Nayana OCR is a state-of-the-art model finetuned for document-level Optical Character Recognition (OCR) across 10 Indian languages:
Bengali, Gujarati, Hindi, Kannada, Malayalam, Marathi, Odia, Punjabi, Tamil, Telugu
while maintaining exceptional OCR capabilities in English and Chinese.

This model is built upon the robust GOT OCR base and offers features like advanced multilingual OCR, enhanced document rendering, and seamless GPU utilization.

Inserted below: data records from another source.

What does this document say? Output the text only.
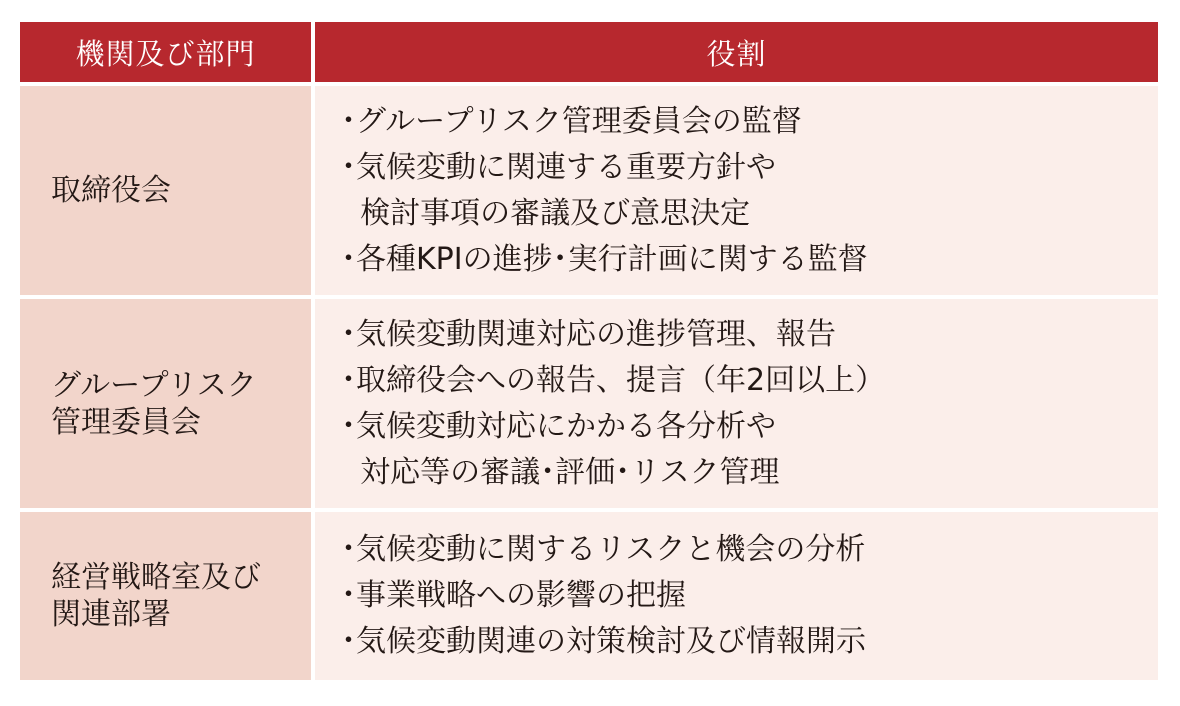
機関及び部門	役割
取締役会
･グループリスク管理委員会の監督
･気候変動に関連する重要方針や
検討事項の審議及び意思決定
･各種KPIの進捗･実行計画に関する監督
グループリスク
管理委員会
･気候変動関連対応の進捗管理、報告
･取締役会への報告、提言（年2回以上）
･気候変動対応にかかる各分析や
対応等の審議･評価･リスク管理
経営戦略室及び
関連部署
･気候変動に関するリスクと機会の分析
･事業戦略への影響の把握
･気候変動関連の対策検討及び情報開示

We are training a better model with lot more data follows us to keep it update

for more information : Cognitivelab

Key Features

Multilingual OCR: Supports OCR for 10 Indian languages alongside English and Chinese.
Document-Level OCR: Designed for extracting text from complex document layouts.
Streamlined Deployment: Optimized for GPU usage with support for safetensors.
Customizable OCR Type: Switch between OCR modes and enable rendering.

Installation

To use Nayana OCR, ensure you have the following prerequisites installed:

Python 3.8+
PyTorch (with GPU support)
Transformers library
PEFT library

Install the required libraries using:

pip install torch transformers peft

Usage Example

Here's a quick example of how to use Nayana OCR for extracting text from an image:

from transformers import AutoModel, AutoTokenizer
from peft import PeftModel
import torch

# Load tokenizer and model
tokenizer = AutoTokenizer.from_pretrained(
    'Nayana-cognitivelab/Nayana_base_OCR', 
    trust_remote_code=True, 
    torch_dtype=torch.float16
)

model = AutoModel.from_pretrained(
    'Nayana-cognitivelab/Nayana_base_OCR', 
    trust_remote_code=True, 
    low_cpu_mem_usage=True, 
    device_map='cuda', 
    use_safetensors=True, 
    pad_token_id=tokenizer.eos_token_id, 
    torch_dtype=torch.float16
)

# Prepare the model for inference
model = model.eval().cuda()

# Perform OCR on an image
image_file = 'hindi.png'
result = model.chat(
    tokenizer, 
    image_file, 
    ocr_type='ocr', 
    render=True, 
    stream_flag=True
)

print(result)

Parameters

Parameter	Description	Default
`ocr_type`	Specify the type of OCR to use (`'ocr'`)	`'ocr'`
`render`	Enable rendering of the extracted text on the image.	`True`
`stream_flag`	Stream results for larger or multi-page documents.	`True`

Base Model

This model is finetuned on the GOT OCR base, leveraging its vision-language capabilities to deliver unparalleled OCR performance.

License

This project is licensed under the Apache 2.0 License. See the LICENSE file for details.